Cemburu Bisnis, Pria di OKU Ajak Dua Anaknya Habisi Tetangga
Kasus ini menjadi sorotan lantaran aksi tersebut turut melibatkan dua anak pelaku, setelah perselisihan keduanya memanas.
Polisi meringkus seorang pria berinisial SA (53) setelah diduga membunuh tetangganya sendiri, F (40), dalam konflik yang dipicu persaingan bisnis. Kasus ini menjadi sorotan lantaran aksi tersebut turut melibatkan dua anak pelaku, setelah perselisihan keduanya memanas hingga berujung pada kesepakatan duel.
Mereka sepakat bertemu di suatu tempat di kampungnya di Desa Lubuk Rukam, Kecamatan Peninjauan, Ogan Komering Ulu (OKU), Sumatera Selatan, Sabtu (30/8) malam.
Ternyata SA mengajak serta kedua anaknya untuk mengeroyok korban. Benar saja, korban yang seorang diri menjadi bulan-bulanan ketiga pelaku. Dia tewas di tempat dengan banyak luka di tubuhnya.
7 Bulan Buron
Beberapa hari kemudian, NY (20), menyerahkan diri ke kantor polisi dan ayah serta adiknya kabur dari kampung. Tujuh bulan buron, SA diamankan polisi di tempat persembunyiannya di perkebunan tak jauh dari kampungnya.
"Setelah dilakukan penelusuran, tersangka SA ditangkap dalam persembunyiannya di kebun," ungkap Kabid Humas Polda Sumsel Kombes Pol Nandang Mu'min Wijaya, Selasa (31/3).
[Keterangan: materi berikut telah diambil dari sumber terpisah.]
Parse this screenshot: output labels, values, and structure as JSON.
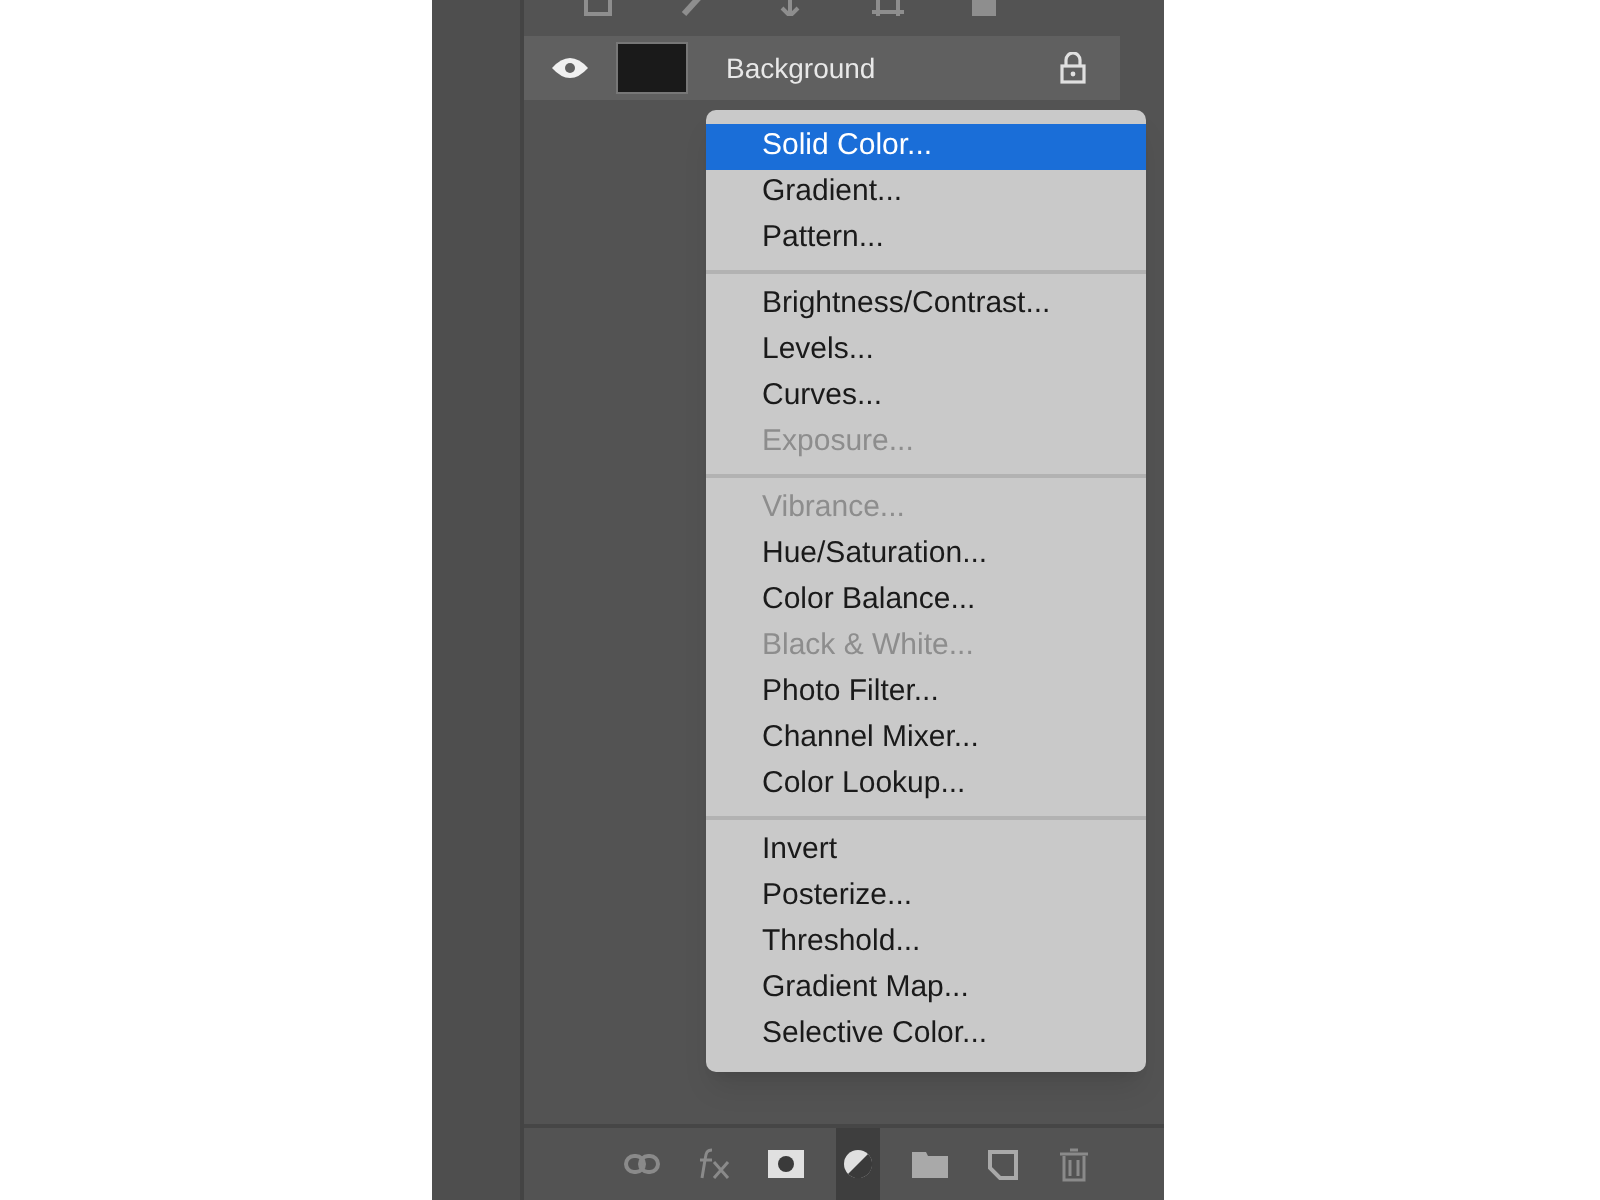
{
  "layer": {
    "name": "Background",
    "visible": true,
    "locked": true
  },
  "menu": {
    "sections": [
      {
        "items": [
          {
            "label": "Solid Color...",
            "selected": true,
            "disabled": false
          },
          {
            "label": "Gradient...",
            "selected": false,
            "disabled": false
          },
          {
            "label": "Pattern...",
            "selected": false,
            "disabled": false
          }
        ]
      },
      {
        "items": [
          {
            "label": "Brightness/Contrast...",
            "selected": false,
            "disabled": false
          },
          {
            "label": "Levels...",
            "selected": false,
            "disabled": false
          },
          {
            "label": "Curves...",
            "selected": false,
            "disabled": false
          },
          {
            "label": "Exposure...",
            "selected": false,
            "disabled": true
          }
        ]
      },
      {
        "items": [
          {
            "label": "Vibrance...",
            "selected": false,
            "disabled": true
          },
          {
            "label": "Hue/Saturation...",
            "selected": false,
            "disabled": false
          },
          {
            "label": "Color Balance...",
            "selected": false,
            "disabled": false
          },
          {
            "label": "Black & White...",
            "selected": false,
            "disabled": true
          },
          {
            "label": "Photo Filter...",
            "selected": false,
            "disabled": false
          },
          {
            "label": "Channel Mixer...",
            "selected": false,
            "disabled": false
          },
          {
            "label": "Color Lookup...",
            "selected": false,
            "disabled": false
          }
        ]
      },
      {
        "items": [
          {
            "label": "Invert",
            "selected": false,
            "disabled": false
          },
          {
            "label": "Posterize...",
            "selected": false,
            "disabled": false
          },
          {
            "label": "Threshold...",
            "selected": false,
            "disabled": false
          },
          {
            "label": "Gradient Map...",
            "selected": false,
            "disabled": false
          },
          {
            "label": "Selective Color...",
            "selected": false,
            "disabled": false
          }
        ]
      }
    ]
  },
  "toolbar": [
    {
      "kind": "link",
      "selected": false
    },
    {
      "kind": "fx",
      "selected": false
    },
    {
      "kind": "mask",
      "selected": false
    },
    {
      "kind": "adjustment",
      "selected": true
    },
    {
      "kind": "folder",
      "selected": false
    },
    {
      "kind": "new",
      "selected": false
    },
    {
      "kind": "trash",
      "selected": false
    }
  ]
}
Nandang menyebut pengeroyokan berunjung kematian itu dilatarbelakangi persaingan bisnis. Tersangka SA tak terima hingga terjadi perselisihan dengan korban.
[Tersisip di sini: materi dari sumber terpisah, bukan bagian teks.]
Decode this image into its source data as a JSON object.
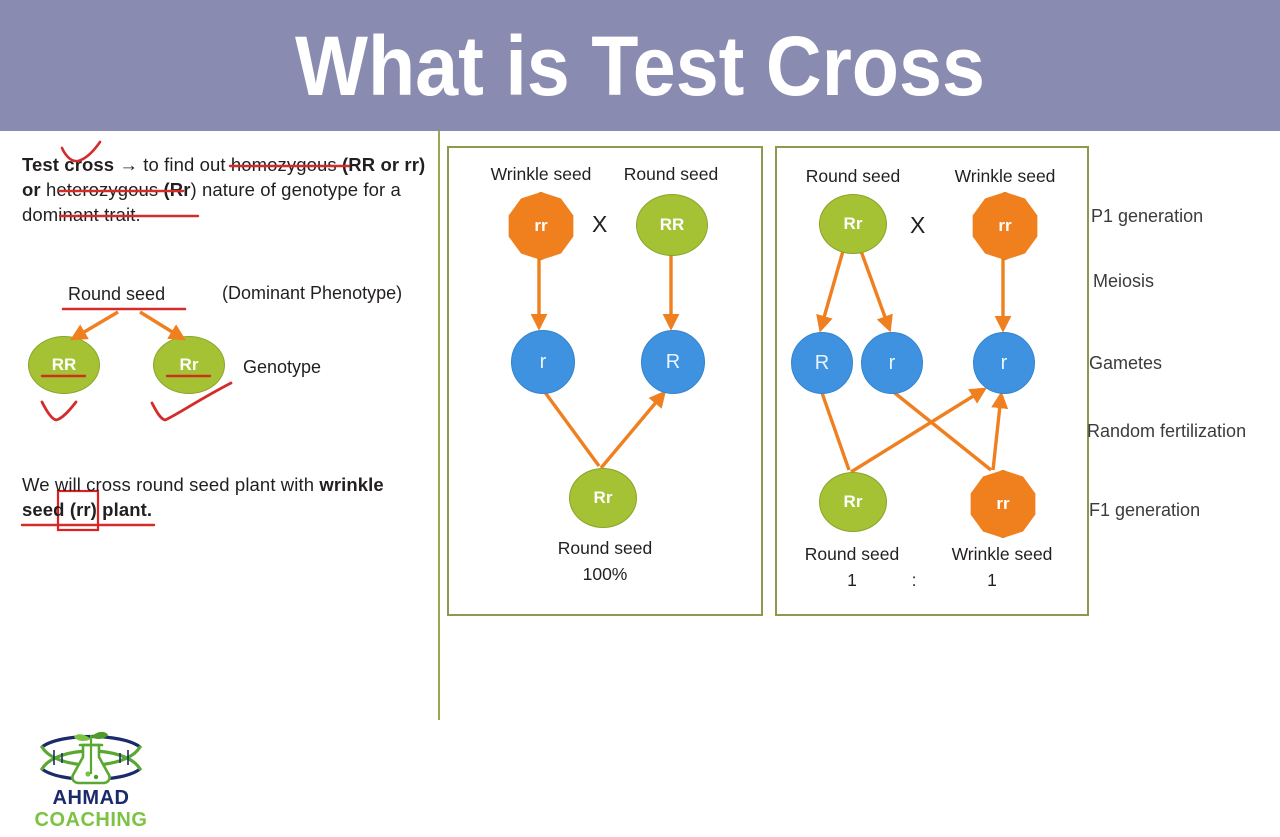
{
  "title": {
    "text": "What is Test Cross",
    "banner_color": "#8a8bb0"
  },
  "colors": {
    "banner": "#8a8bb0",
    "green": "#a5c234",
    "orange": "#f0801e",
    "blue": "#3e92e0",
    "panel_border": "#8d9a4e",
    "annotation_red": "#d42b2b",
    "arrow_orange": "#ef7f1f"
  },
  "left": {
    "definition": {
      "lead": "Test cross",
      "body_1": " → to find out ",
      "underline_1": "homozygous",
      "body_2": " (",
      "bold_1": "RR or rr",
      "body_3": ") or ",
      "underline_2": "heterozygous",
      "body_4": " (",
      "bold_2": "Rr",
      "body_5": ") nature of genotype for a ",
      "underline_3": "dominant trait",
      "body_6": "."
    },
    "round_seed_label": "Round seed",
    "dominant_phenotype_label": "(Dominant Phenotype)",
    "genotype_label": "Genotype",
    "genotypes": [
      {
        "name": "homozygous-dominant",
        "text": "RR"
      },
      {
        "name": "heterozygous",
        "text": "Rr"
      }
    ],
    "cross_statement": {
      "part_1": "We will cross round seed plant with ",
      "bold_1": "wrinkle seed ",
      "boxed": "(rr)",
      "bold_2": " plant",
      "end": "."
    }
  },
  "panel_monohybrid": {
    "parents": [
      {
        "name": "wrinkle-parent",
        "label": "Wrinkle seed",
        "genotype": "rr",
        "shape": "decagon",
        "color": "orange"
      },
      {
        "name": "round-parent",
        "label": "Round seed",
        "genotype": "RR",
        "shape": "circle",
        "color": "green"
      }
    ],
    "cross_symbol": "X",
    "gametes": [
      {
        "name": "gamete-r",
        "allele": "r"
      },
      {
        "name": "gamete-R-capital",
        "allele": "R"
      }
    ],
    "offspring": {
      "name": "f1-offspring",
      "genotype": "Rr",
      "shape": "circle",
      "color": "green"
    },
    "result_line_1": "Round seed",
    "result_line_2": "100%"
  },
  "panel_testcross": {
    "parents": [
      {
        "name": "round-parent",
        "label": "Round seed",
        "genotype": "Rr",
        "shape": "circle",
        "color": "green"
      },
      {
        "name": "wrinkle-parent",
        "label": "Wrinkle seed",
        "genotype": "rr",
        "shape": "decagon",
        "color": "orange"
      }
    ],
    "cross_symbol": "X",
    "gametes": [
      {
        "name": "gamete-R-capital",
        "allele": "R"
      },
      {
        "name": "gamete-r-left",
        "allele": "r"
      },
      {
        "name": "gamete-r-right",
        "allele": "r"
      }
    ],
    "offspring": [
      {
        "name": "f1-round",
        "genotype": "Rr",
        "shape": "circle",
        "color": "green",
        "label": "Round seed",
        "ratio": "1"
      },
      {
        "name": "f1-wrinkle",
        "genotype": "rr",
        "shape": "decagon",
        "color": "orange",
        "label": "Wrinkle seed",
        "ratio": "1"
      }
    ],
    "ratio_separator": ":"
  },
  "stage_labels": [
    {
      "name": "p1-generation",
      "text": "P1 generation"
    },
    {
      "name": "meiosis",
      "text": "Meiosis"
    },
    {
      "name": "gametes",
      "text": "Gametes"
    },
    {
      "name": "random-fertilization",
      "text": "Random fertilization"
    },
    {
      "name": "f1-generation",
      "text": "F1 generation"
    }
  ],
  "logo": {
    "line_1": "AHMAD",
    "line_2": "COACHING"
  }
}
"Motifnya persaingan bisnis," kata Nandang.
Dua Tersangka
Dalam perkara ini, polisi telah mengamankan dua tersangka, salah satunya NY (20) yang tengah menjalani proses hukum di Rutan Baturaja, OKU. Sementara seorang pelaku lain yakni adik NS masih buronan.
"Kita dalami pemeriksaan agar pelaku yang buron segera tertangkap," kata Nandang.
Atas perbuatannya, tersangka SA dijerat Pasal 170 Ayat (2) ke-3 KUHP tentang pengeroyokan yang menyebabkan kematian dengan ancaman tujuh tahun penjara. Barang bukti disita sebagaimana diatur dalam ketentuan sebilah parang, dua sarung parang, dan sepeda motor.